You should be able to do something simple like this:
var panel = new Ext.Panel({
autoLoad: 'someurl' // this is the short form, you can still use the object config
});
OR
var element = Ext.get('element id').update({
url: 'someurl'
});
Response to Update:
That looks correct as long as something weird isn't happening with the WMS.Routing.Route(...) method. I'm actually currently working on an ExtJS application myself so I was able to quickly test some different server responses and couldn't reproduce your problem. I've also relooked at the ExtJS 2.2.1 sources and still see nothing in the related Element update and UpdateManager that would make the call to Ext.util.JSON.decode(...) that you're seeing.
I'm imagining that its from an unrelated AJAX request in another part of your application. If you're not already, I would use firebug / firebug lite to help debug this - specifically try to get a stack trace to make sure the source of your problem really is this autoLoad.

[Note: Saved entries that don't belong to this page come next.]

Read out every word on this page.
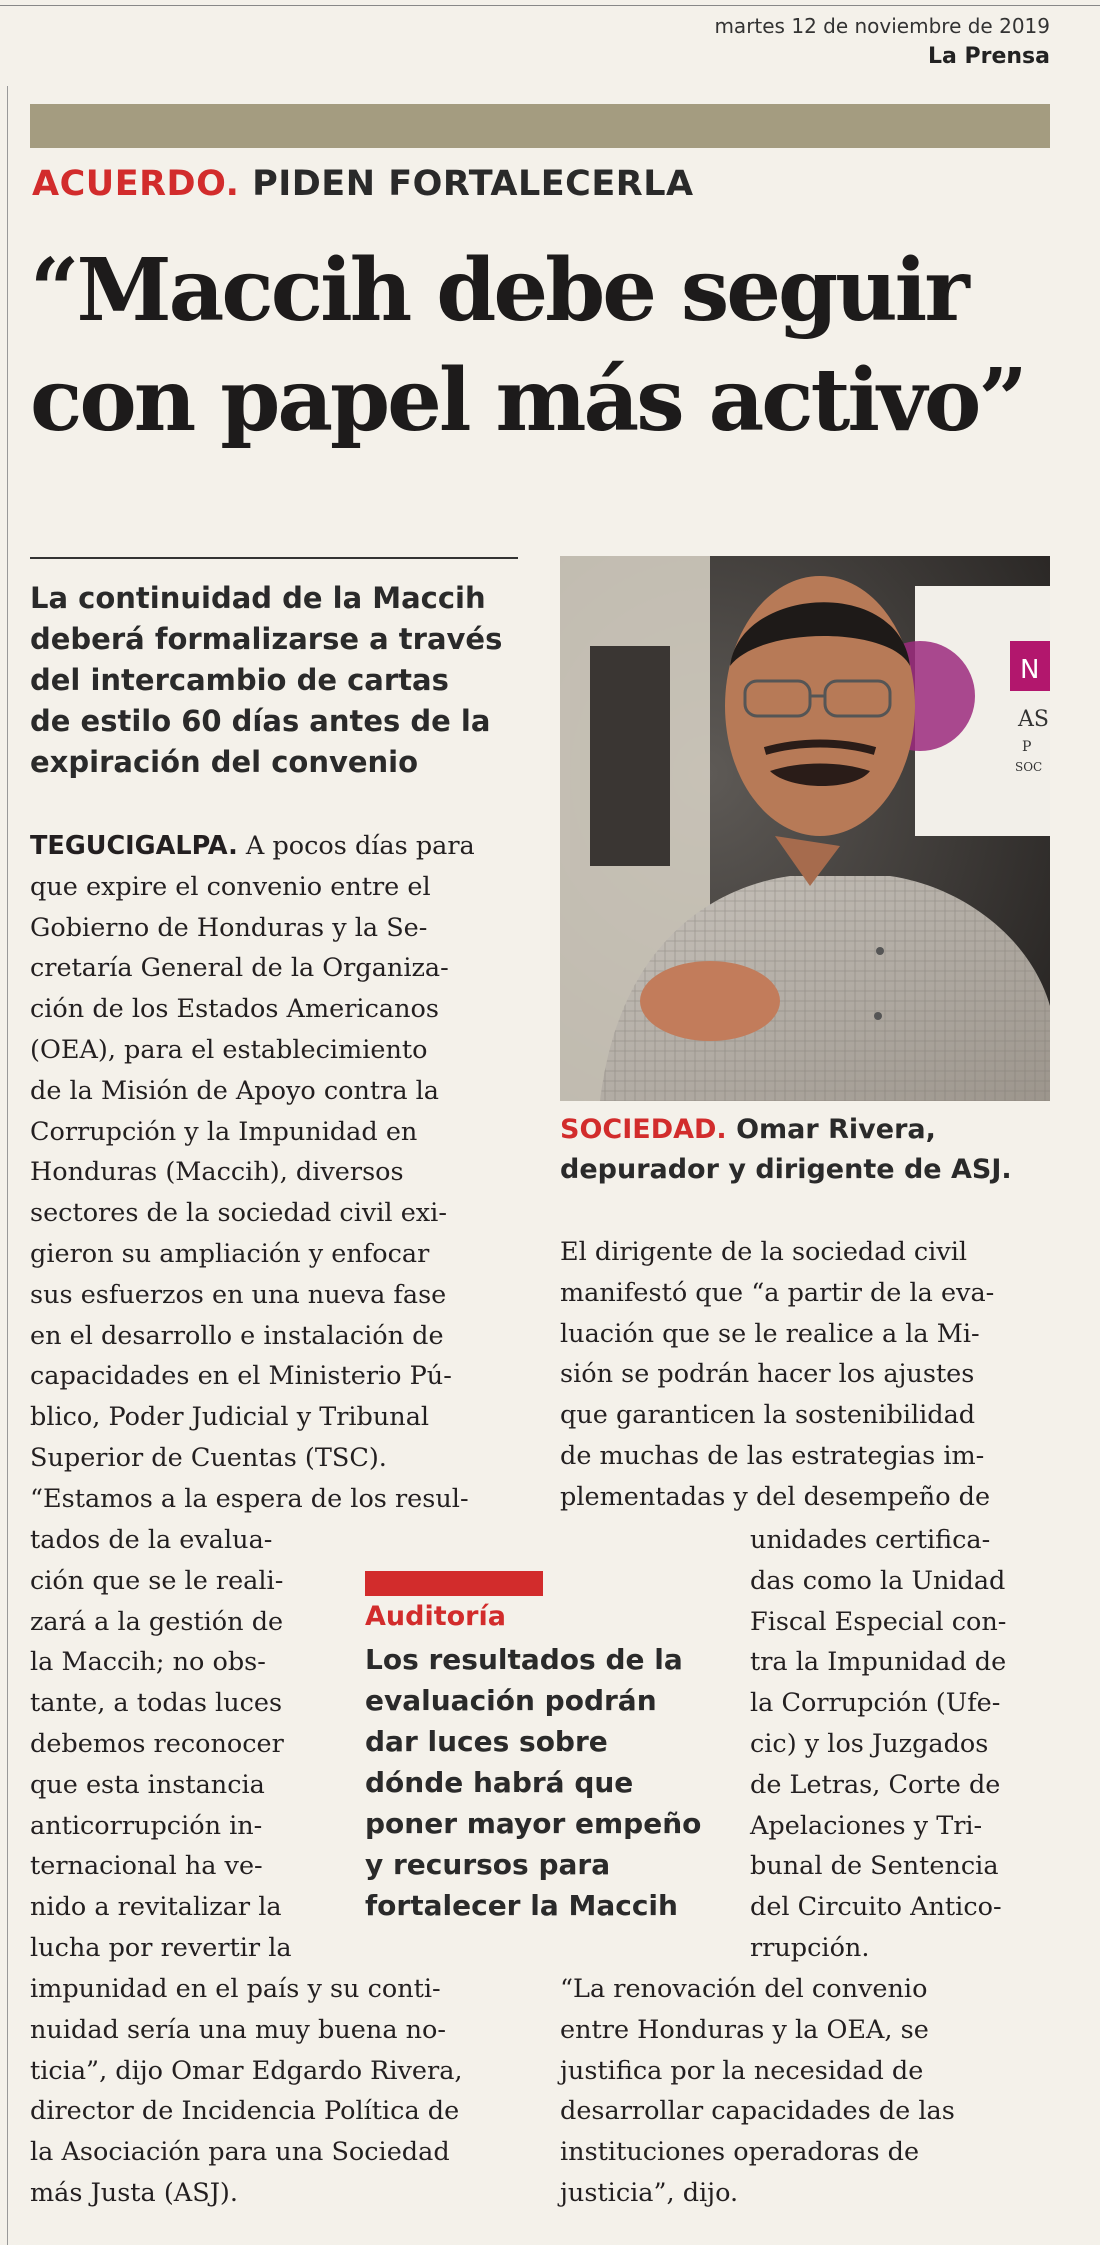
martes 12 de noviembre de 2019
La Prensa
ACUERDO. PIDEN FORTALECERLA
“Maccih debe seguir
con papel más activo”
La continuidad de la Maccih
deberá formalizarse a través
del intercambio de cartas
de estilo 60 días antes de la
expiración del convenio
N
AS
P
SOC
SOCIEDAD. Omar Rivera,
depurador y dirigente de ASJ.
TEGUCIGALPA. A pocos días para
que expire el convenio entre el
Gobierno de Honduras y la Se-
cretaría General de la Organiza-
ción de los Estados Americanos
(OEA), para el establecimiento
de la Misión de Apoyo contra la
Corrupción y la Impunidad en
Honduras (Maccih), diversos
sectores de la sociedad civil exi-
gieron su ampliación y enfocar
sus esfuerzos en una nueva fase
en el desarrollo e instalación de
capacidades en el Ministerio Pú-
blico, Poder Judicial y Tribunal
Superior de Cuentas (TSC).
“Estamos a la espera de los resul-
tados de la evalua-
ción que se le reali-
zará a la gestión de
la Maccih; no obs-
tante, a todas luces
debemos reconocer
que esta instancia
anticorrupción in-
ternacional ha ve-
nido a revitalizar la
lucha por revertir la
impunidad en el país y su conti-
nuidad sería una muy buena no-
ticia”, dijo Omar Edgardo Rivera,
director de Incidencia Política de
la Asociación para una Sociedad
más Justa (ASJ).
El dirigente de la sociedad civil
manifestó que “a partir de la eva-
luación que se le realice a la Mi-
sión se podrán hacer los ajustes
que garanticen la sostenibilidad
de muchas de las estrategias im-
plementadas y del desempeño de
unidades certifica-
das como la Unidad
Fiscal Especial con-
tra la Impunidad de
la Corrupción (Ufe-
cic) y los Juzgados
de Letras, Corte de
Apelaciones y Tri-
bunal de Sentencia
del Circuito Antico-
rrupción.
“La renovación del convenio
entre Honduras y la OEA, se
justifica por la necesidad de
desarrollar capacidades de las
instituciones operadoras de
justicia”, dijo.
Auditoría
Los resultados de la
evaluación podrán
dar luces sobre
dónde habrá que
poner mayor empeño
y recursos para
fortalecer la Maccih
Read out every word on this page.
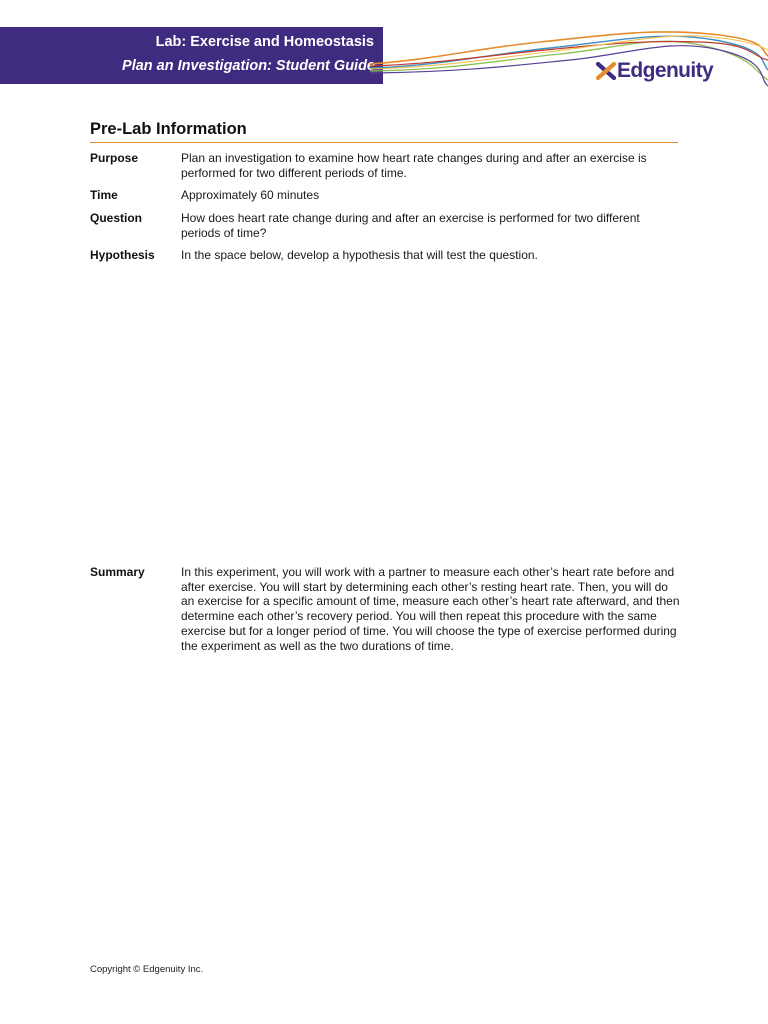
Lab: Exercise and Homeostasis
Plan an Investigation: Student Guide	Edgenuity
Pre-Lab Information
Purpose	Plan an investigation to examine how heart rate changes during and after an exercise is performed for two different periods of time.
Time	Approximately 60 minutes
Question	How does heart rate change during and after an exercise is performed for two different periods of time?
Hypothesis In the space below, develop a hypothesis that will test the question.
Summary	In this experiment, you will work with a partner to measure each other’s heart rate before and after exercise. You will start by determining each other’s resting heart rate. Then, you will do an exercise for a specific amount of time, measure each other’s heart rate afterward, and then determine each other’s recovery period. You will then repeat this procedure with the same exercise but for a longer period of time. You will choose the type of exercise performed during the experiment as well as the two durations of time.
Copyright © Edgenuity Inc.
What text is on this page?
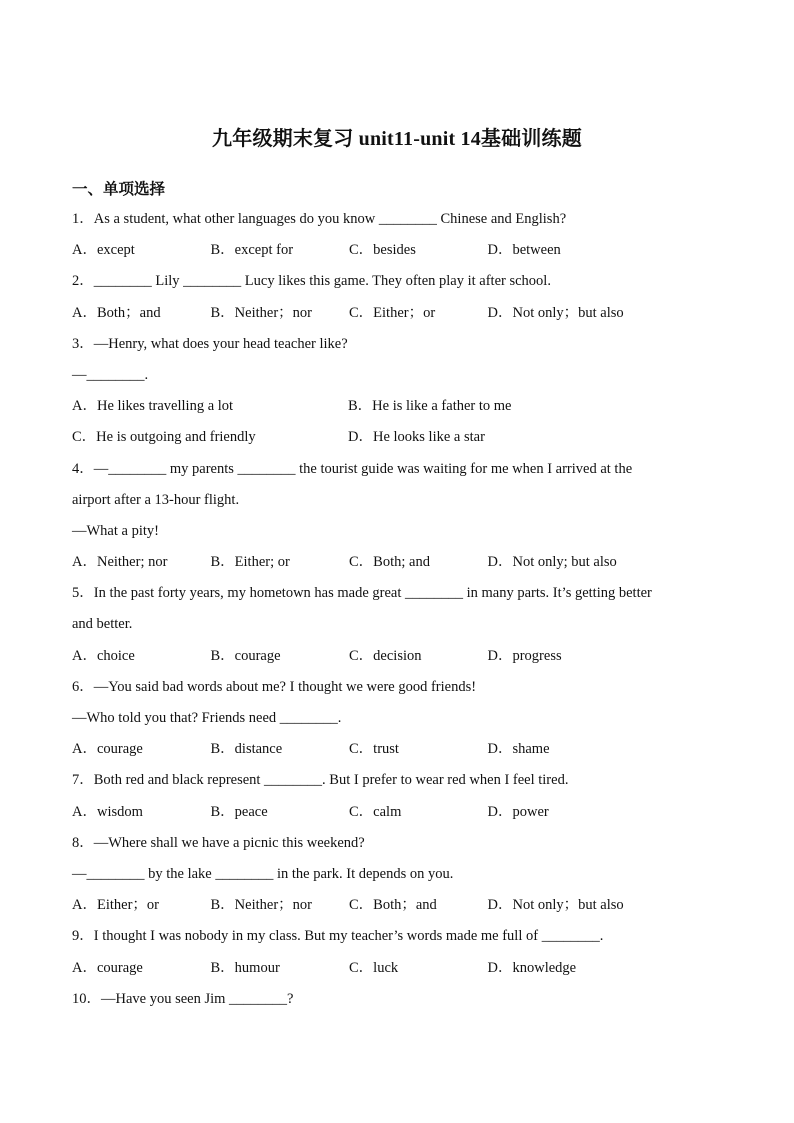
九年级期末复习 unit11-unit 14基础训练题
一、单项选择
1．As a student, what other languages do you know ________ Chinese and English?
A．except	B．except for	C．besides	D．between
2．________ Lily ________ Lucy likes this game. They often play it after school.
A．Both；and	B．Neither；nor	C．Either；or	D．Not only；but also
3．—Henry, what does your head teacher like?
—________.
A．He likes travelling a lot	B．He is like a father to me
C．He is outgoing and friendly	D．He looks like a star
4．—________ my parents ________ the tourist guide was waiting for me when I arrived at the
airport after a 13-hour flight.
—What a pity!
A．Neither; nor	B．Either; or	C．Both; and	D．Not only; but also
5．In the past forty years, my hometown has made great ________ in many parts. It’s getting better
and better.
A．choice	B．courage	C．decision	D．progress
6．—You said bad words about me? I thought we were good friends!
—Who told you that? Friends need ________.
A．courage	B．distance	C．trust	D．shame
7．Both red and black represent ________. But I prefer to wear red when I feel tired.
A．wisdom	B．peace	C．calm	D．power
8．—Where shall we have a picnic this weekend?
—________ by the lake ________ in the park. It depends on you.
A．Either；or	B．Neither；nor	C．Both；and	D．Not only；but also
9．I thought I was nobody in my class. But my teacher’s words made me full of ________.
A．courage	B．humour	C．luck	D．knowledge
10．—Have you seen Jim ________?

I had the same problem, excuse my english, i'm from Mejico, i hope I can help… my problem was triggered when I submit a Form to login, my PHP returns a JSON with the response in case of failure like this:
$respuesta = "{success: false, msgError: 'El usuario o contraseña son incorrectos'}";
but I wasn't send a resposne when it success, well when it has a true success, then the ExtJS it was trying to decode my JSON response, but there was nothing to decode, i guess that was, in my case again, the problem… I solved just sending back a response for the true succes, FF, Chrome, Safari, dont catch the problem, but Opera and IE8 does… I hope I help someone, goodbye
I don't know what the problem is, but I wanted to point out that your "fix" makes it simply return the json as a string instead of an eval'd object, so of course there is no error anymore -- you removed the functionality. It could just as simply be:
this.decode = function(json){
return json;
}
Generally speaking, random errors like this do not usually indicate a bug in Ext, especially not in functions used as commonly as Ext.decode. I would guess that either there is something in the JSON that IE does not like that other browsers ignore, or more likely, there is something unexpected going on in your app that is not obvious from your description. Have you tried inspecting your request log in Firebug to see what the JSON actually looks like? Have you tried getting the result of your Route call into a variable first to verify its contents before populating the panel? Also, try setting the "break on all errors" option in Firebug to true -- a lot of times when you get a random function from Ext at the top of your stack trace, the culprit is actually some application code that you weren't expecting.